NOW, THE REALITY ON THE GROUND:
Colombia has a drug problem all right,
and all three armed factions -- the government's military, the
paramilitaries and the guerrillas -- have been profiting from it. To the
exact extent that the Colombian military's abuses have declined, the
paramilitary's abuses have increased. In fact, the military and
paramilitaries work hand-in-glove, and show a consistent contempt for
human rights. This cooperative and deadly relationship continues to be
documented by the UN Commissioner for Human Rights as well as by Amnesty
International, who reports that the security forces "facilitate
paramilitary operations" by withdrawing from targeted areas,
or even preventing humanitarian and other agencies from "gaining
access to civilian communities at risk." In the last five
years, several thousand civilians have been killed by paramilitary
groups.
SOME MORE REALITY: The fumigation
effort has not been restricted to coca crops, and there is already
evidence of environmental destruction, as well as serious health side
effects for the peasants in the vicinity of the fumigation. It
appears very likely that the soil will not sustain future crops, coca or
alternative. All of which creates the conditions for a massive
displacement of peasants, already more than 1-1/2 million -- which, if
you think about it, serves to make the land available to oil companies.
THIS IS NO COINCIDENCE! Sgt. Stan
Goff, who recently retired from the US Special Forces Intelligence unit
which has been training Colombia's anti-narcotics battalions, has
stated, "The main interest of the US is oil.... We never mentioned
the words coca or narco-trafficker in our training." He
further stated that the main purpose of Plan Colombia is "defending
the operations of Occidental, British Petroleum and Texas Petroleum, and
securing control of future Colombian fields." ... And
finally, let's not forget that last year alone 129 Colombian trade
unionists were murdered, and already more than 25 this year --
further evidence that the real policy intent is to eradicate -- not
just coca -- but attempts at real economic democracy.
Truly, it is heartbreaking, but let me
close by offering some good news: Together with the people of
Latin America, we can change this unjust situation!
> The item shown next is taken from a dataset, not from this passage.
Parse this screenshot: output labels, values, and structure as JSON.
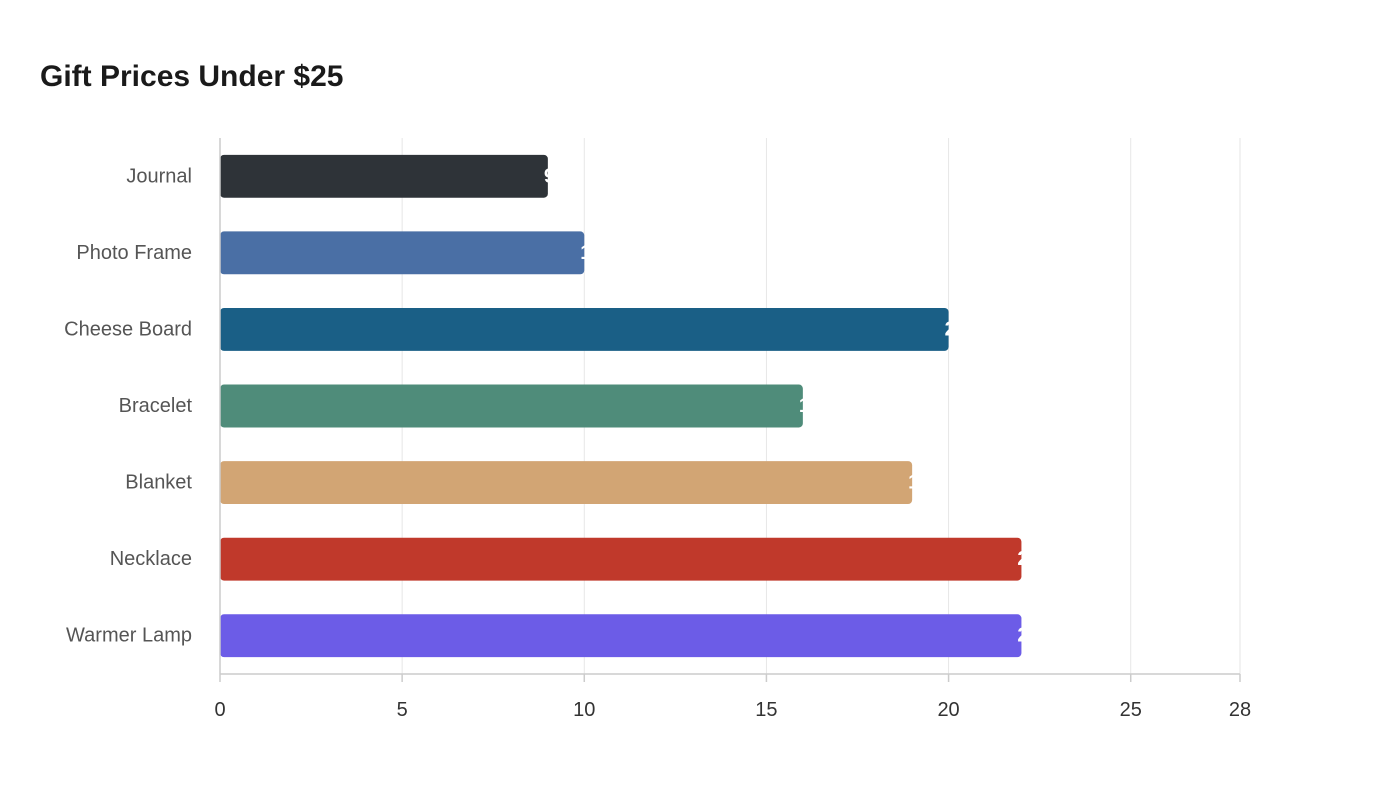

In the face of
so much atrocity, that might sound crazy, but consider this:
WHY would there be such a concerted effort to keep us MESMERIZED
regarding US policy, if the prospect of our THINKING CLEARLY posed no
threat? So I want to remind you today of your power, and -- for
those of you who haven't yet experienced it -- I also want to tell you
that there is great joy to be had in facing down these difficult truths,
and in choosing CONSCIOUS SOLIDARITY with the poor over UNCONSCIOUS
COLLUSION with privilege. So, please, do that homework I mentioned
earlier, and then help us close the School of the Americas -- by any
name, and help us change the anti-democratic policies it serves.